ただ、実際に使えるところまで持っていくのは、AI に頼めば全部やってくれるという話ではありません。意図どおりに動かないところを洗い出して、どう直してほしいかを AI に伝える、というやり取りを何度も繰り返しています。使っていて思いついた機能を足すこともあります。iPhone で画面が暗くなると録音が止まってしまう、書き出したファイルを Excel で開くと文字化けする。そういう問題も、作ったあとに使いながら一つずつ直しました。
何を作るかを決めて、実際に使って不便なところがないかを調べ、直ったことを確かめる。この部分は自分でやっています。現場を知っていればこういったものが一人で作れる、という例として見ていただければ幸いです。

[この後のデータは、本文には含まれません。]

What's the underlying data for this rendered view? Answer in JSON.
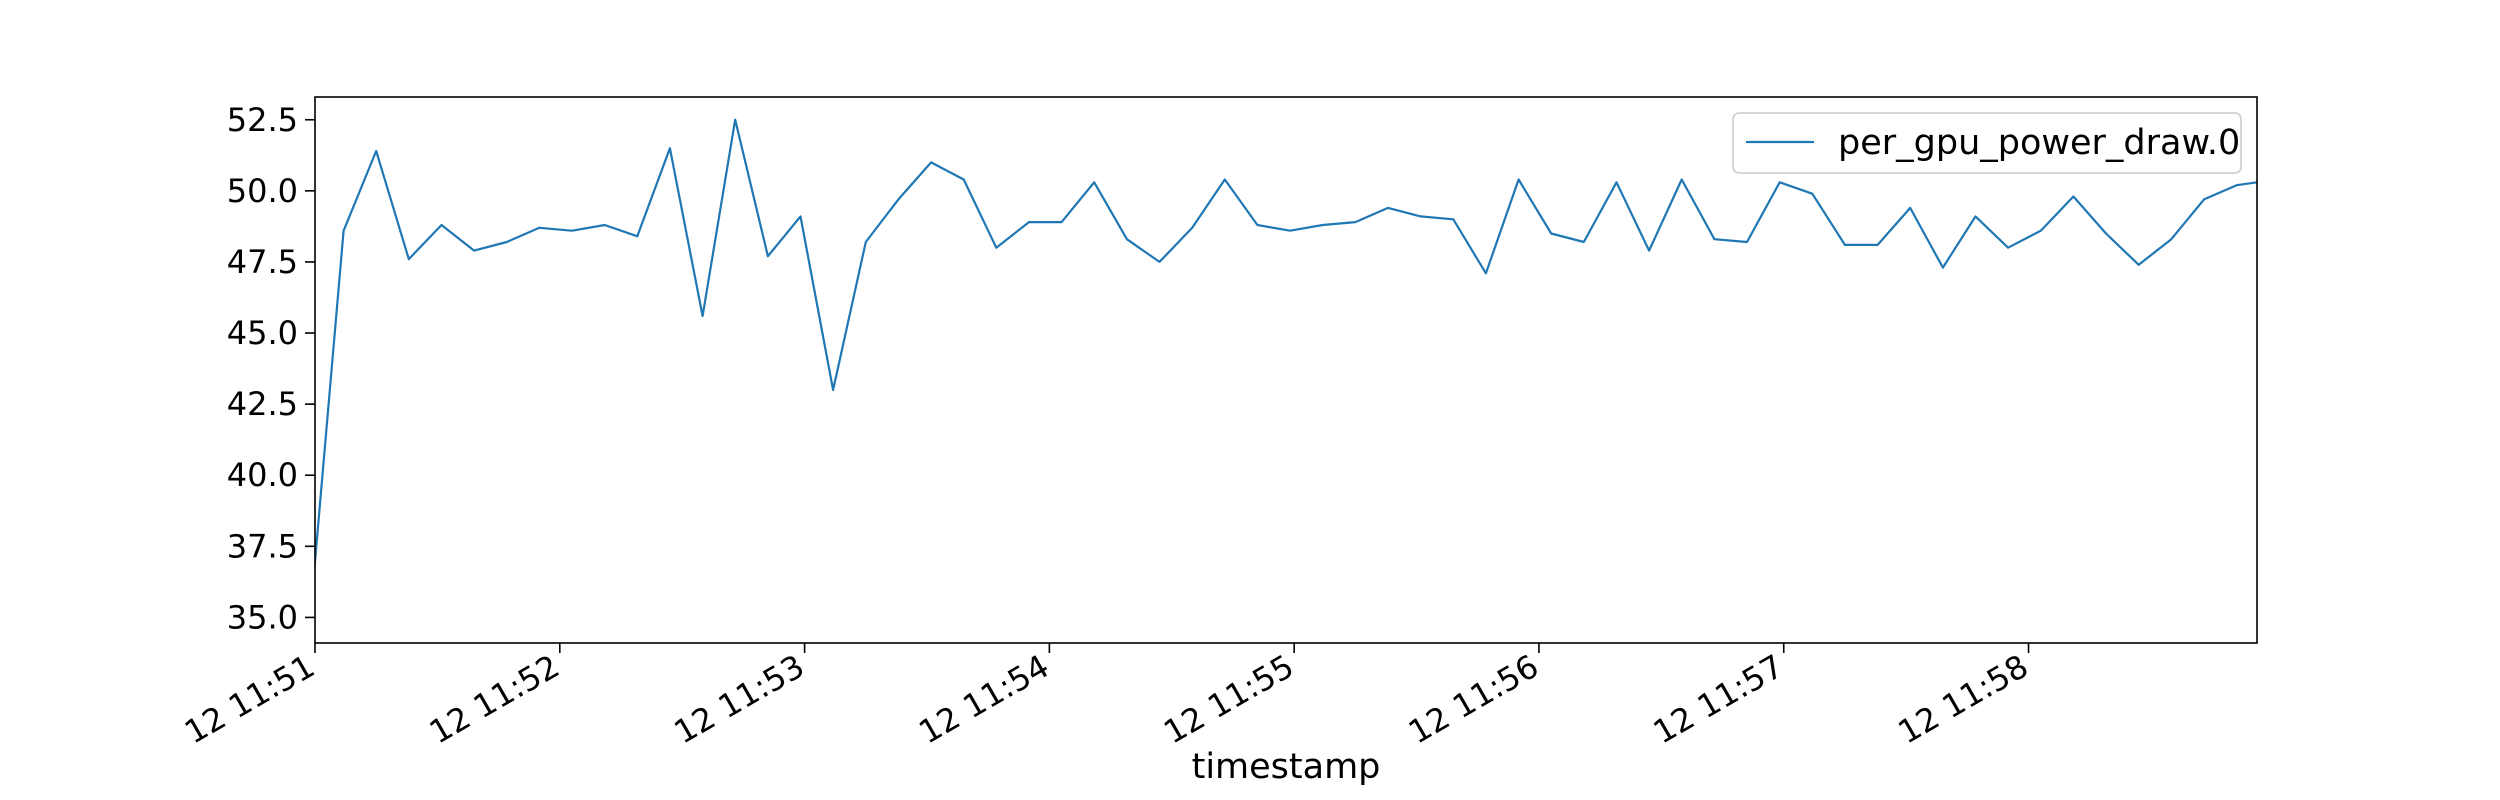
{
  "chart_data": {
    "type": "line",
    "xlabel": "timestamp",
    "ylabel": "",
    "ylim": [
      34.1,
      53.3
    ],
    "y_ticks": [
      35.0,
      37.5,
      40.0,
      42.5,
      45.0,
      47.5,
      50.0,
      52.5
    ],
    "y_tick_labels": [
      "35.0",
      "37.5",
      "40.0",
      "42.5",
      "45.0",
      "47.5",
      "50.0",
      "52.5"
    ],
    "x_range": [
      "12 11:51:00",
      "12 11:58:56"
    ],
    "x_ticks": [
      "12 11:51:00",
      "12 11:52:00",
      "12 11:53:00",
      "12 11:54:00",
      "12 11:55:00",
      "12 11:56:00",
      "12 11:57:00",
      "12 11:58:00"
    ],
    "x_tick_labels": [
      "12 11:51",
      "12 11:52",
      "12 11:53",
      "12 11:54",
      "12 11:55",
      "12 11:56",
      "12 11:57",
      "12 11:58"
    ],
    "legend_position": "upper right",
    "grid": false,
    "series": [
      {
        "name": "per_gpu_power_draw.0",
        "color": "#1f77b4",
        "x": [
          "12 11:50:59",
          "12 11:51:07",
          "12 11:51:15",
          "12 11:51:23",
          "12 11:51:31",
          "12 11:51:39",
          "12 11:51:47",
          "12 11:51:55",
          "12 11:52:03",
          "12 11:52:11",
          "12 11:52:19",
          "12 11:52:27",
          "12 11:52:35",
          "12 11:52:43",
          "12 11:52:51",
          "12 11:52:59",
          "12 11:53:07",
          "12 11:53:15",
          "12 11:53:23",
          "12 11:53:31",
          "12 11:53:39",
          "12 11:53:47",
          "12 11:53:55",
          "12 11:54:03",
          "12 11:54:11",
          "12 11:54:19",
          "12 11:54:27",
          "12 11:54:35",
          "12 11:54:43",
          "12 11:54:51",
          "12 11:54:59",
          "12 11:55:07",
          "12 11:55:15",
          "12 11:55:23",
          "12 11:55:31",
          "12 11:55:39",
          "12 11:55:47",
          "12 11:55:55",
          "12 11:56:03",
          "12 11:56:11",
          "12 11:56:19",
          "12 11:56:27",
          "12 11:56:35",
          "12 11:56:43",
          "12 11:56:51",
          "12 11:56:59",
          "12 11:57:07",
          "12 11:57:15",
          "12 11:57:23",
          "12 11:57:31",
          "12 11:57:39",
          "12 11:57:47",
          "12 11:57:55",
          "12 11:58:03",
          "12 11:58:11",
          "12 11:58:19",
          "12 11:58:27",
          "12 11:58:35",
          "12 11:58:43",
          "12 11:58:51",
          "12 11:58:56"
        ],
        "values": [
          35.3,
          48.6,
          51.4,
          47.6,
          48.8,
          47.9,
          48.2,
          48.7,
          48.6,
          48.8,
          48.4,
          51.5,
          45.6,
          52.5,
          47.7,
          49.1,
          43.0,
          48.2,
          49.7,
          51.0,
          50.4,
          48.0,
          48.9,
          48.9,
          50.3,
          48.3,
          47.5,
          48.7,
          50.4,
          48.8,
          48.6,
          48.8,
          48.9,
          49.4,
          49.1,
          49.0,
          47.1,
          50.4,
          48.5,
          48.2,
          50.3,
          47.9,
          50.4,
          48.3,
          48.2,
          50.3,
          49.9,
          48.1,
          48.1,
          49.4,
          47.3,
          49.1,
          48.0,
          48.6,
          49.8,
          48.5,
          47.4,
          48.3,
          49.7,
          50.2,
          50.3
        ]
      }
    ]
  }
}
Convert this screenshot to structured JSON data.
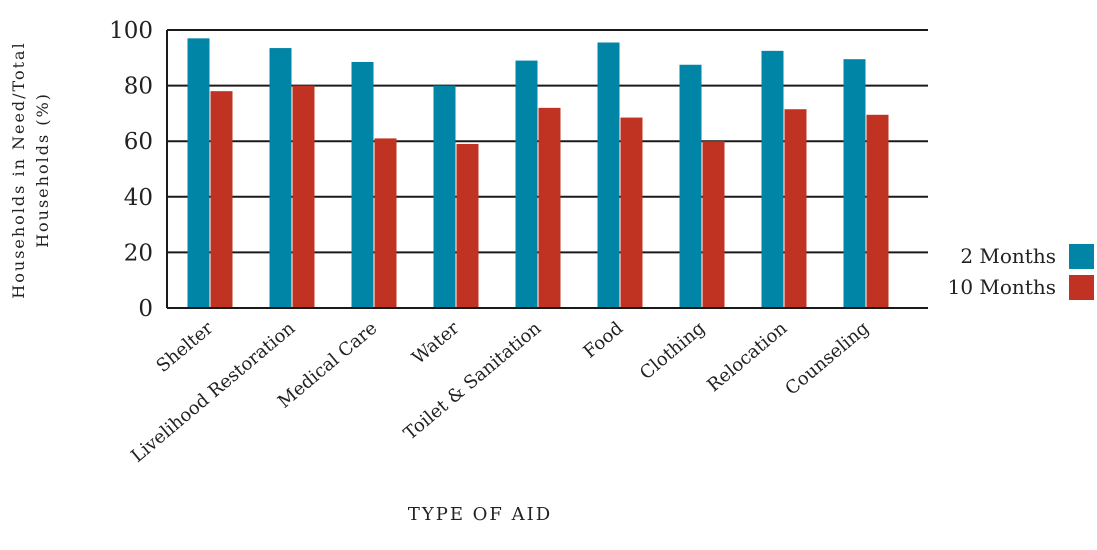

開発にあてる時間を作るための環境も、同じ進め方で整えています。外出先から iPhone で自宅の Claude Code に指示を出せるようにしており(Claude Code の公式機能を使っています)、外出前に必要な準備が揃っているかは、バラバラだった確認作業を1画面にまとめた自作の Mac アプリで確かめています。確認の手間をひとつの画面に集約するという作り方は、業務でツールを作るときと変わりません。
使っているツール
- Claude Code
- 実装、修正、実機やブラウザでの動作確認
- Claude
- 何を作るかの相談、設計の検討、文章の作成
- Gemini API
- 製品に組み込んで、書き起こしの清書や応対の採点に使用
- Gemini
- アイコンや記事用の画像生成
- Obsidian
- 判断の経緯と手順を記録し、AI に前提として読ませる
以前は Cursor も併用していましたが、使い分ける理由が見つからなかったため、現在は Claude Code に集約しています。Claude Code が利用上限で止まった際には、Codex に同じ資料(Obsidian の要件定義と作業記録)を読ませて開発を引き継いでおり、AI が読める形で残してあるため、ツールが変わっても作業を続けられます。